How to get a smoothed contour line in matplotlib given non-smooth underlying data

Question

I have boolean data on a 2D grid and want to use matplotlib to plot a countour between the areas where the data is True and False.

However, the separation between these areas is not smooth within the actual data. How can I compute a smoothed countour given this data?

Here is a minimal example:

import numpy as np
import matplotlib.pyplot as plt

# generate some non-smooth example data
MESHSIZE = 10
REFINEMENT = 4*MESHSIZE
x = np.linspace(-MESHSIZE, MESHSIZE, REFINEMENT)
xv, yv = np.meshgrid(x, x)
xvf = xv.reshape(-1)
yvf = yv.reshape(-1)


def choppy_circle(x, y):
    inner = x.astype(int)**2+y.astype(int)**2 < 10.0
    return inner


# consider this the *actual* data given to me as-is
my_x = xvf
my_y = yvf
my_z = choppy_circle(xvf, yvf)

# need to visualize the contour that separates areas where
# my_z is True/False
plt.tricontour(my_x, my_y, my_z, levels=np.array([1.0-1e-3]))
plt.scatter(xv, yv, s=0.1)
plt.show()

This produces the following plot, which is faithful to the data, but not what I'm looking for:

How can I use the data given in my_x, my_y and my_z to construct a smoothed contour around the domain where my_z is True?

Something like this:

Answer 1

You can fit a spline to the contour. And make it as smooth as you want by picking the spline's smoothing parameter.

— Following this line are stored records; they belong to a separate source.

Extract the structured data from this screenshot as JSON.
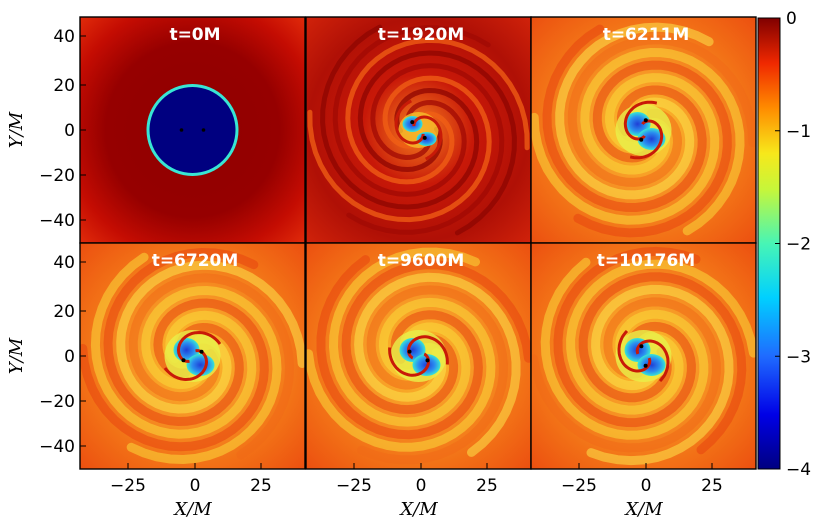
{
  "figure": {
    "panels": [
      {
        "title": "t=0M",
        "state": "initial-disk"
      },
      {
        "title": "t=1920M",
        "state": "early-spiral"
      },
      {
        "title": "t=6211M",
        "state": "spiral"
      },
      {
        "title": "t=6720M",
        "state": "spiral"
      },
      {
        "title": "t=9600M",
        "state": "spiral"
      },
      {
        "title": "t=10176M",
        "state": "spiral"
      }
    ],
    "x_axis": {
      "label": "X/M",
      "ticks": [
        "−25",
        "0",
        "25"
      ]
    },
    "y_axis": {
      "label": "Y/M",
      "ticks": [
        "40",
        "20",
        "0",
        "−20",
        "−40"
      ]
    },
    "colorbar": {
      "ticks": [
        "0",
        "−1",
        "−2",
        "−3",
        "−4"
      ],
      "min": -4,
      "max": 0
    },
    "colors": {
      "dark-red": "#8b0000",
      "red": "#e8180a",
      "orange": "#f57b12",
      "yellow": "#f9e81c",
      "cyan": "#38e6d4",
      "blue": "#1f3fd6",
      "navy": "#000080"
    }
  }
}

First you obtain the boundary points

import functools
import itertools

mask = my_z.reshape(40,40)
mask &= functools.reduce(np.logical_or,[~np.roll(np.roll(mask, shift_x, 0),shift_y,1) 
                                            for shift_x,shift_y in itertools.product((-1,0,1),repeat=2)])
x,y = my_x[mask.reshape(-1)],my_y[mask.reshape(-1)]
plt.scatter(x,y)

Now we sort your points by the argument of the corresponding complex number. If you don't know what I mean by that it's the angle the point makes with the origin and the point (1,0). And fit a spline to it.

import scipy.interpolate as interpolate
import matplotlib.pyplot as plt

arr = np.array(sorted(zip(x,y), key=lambda x: cmath.phase(x[0]+1j*x[1])))
s=1

tck, u = interpolate.splprep([arr[:,0],arr[:,1]],per=1, s=s)
x_i, y_i = interpolate.splev(np.linspace(0, 1, 10**4), tck)
ax = plt.gca()
ax.plot(x_i, y_i)
ax.scatter(arr[:,0],arr[:,1])
ax.set_title(f"{s=}")
ax.set_aspect('equal')

The results look differently depending on s. I plotted it for a few for you:

Answer 2

You can use shapely to get the centroid and bounding box of your arbitrary shape, then plot a circle:

# […] same as previously

# get points
cs = plt.tricontour(my_x, my_y, my_z, levels=np.array([1.0-1e-3]))
v = cs.collections[0].get_paths()[0].vertices

from shapely.geometry import Polygon

# find centroid coordinates and bounding box
p = Polygon(v)
x,y =p.centroid.coords[0]
minx, miny, maxx, maxy = p.bounds

# plot circle
# depending on the data, one could also plot an ellipse or rectangle
r = max((maxx-minx)/2, (maxy-miny)/2)
circle = plt.Circle((x, y), r, color='r', fill=False)
plt.gca().add_patch(circle)

output:

Answer 3

Extracting the contour data like proposed in this answer and interpolating with splines as proposed by @user2640045 allows doing it for arbitrary contours:

# my_x, my_y, my_z as above...

# get contour data
cs = plt.tricontour(my_x, my_y, my_z, levels=np.array([1.0-1e-3]))
print(type(cs))

# process each contour
for contour in cs.collections[0].get_paths():
    vert = contour.vertices
    vert_x = vert[:, 0]
    vert_y = vert[:, 1]

    # plot contour
    plt.plot(vert_x, vert_y)

    # interpolate contour points
    s = 20
    tck, u = interpolate.splprep([vert_x, vert_y], per=1, s=s)
    x_interp, y_interp = interpolate.splev(np.linspace(0, 1, 10**3), tck)

    # plot interpolated contour
    plt.plot(x_interp, y_interp)

# plot grid
plt.scatter(xv, yv, s=0.1)

# display plot
plt.show()

The important bit is the loop header

for contour in cs.collections[0].get_paths():

where the x-y data of each contour line is obtained.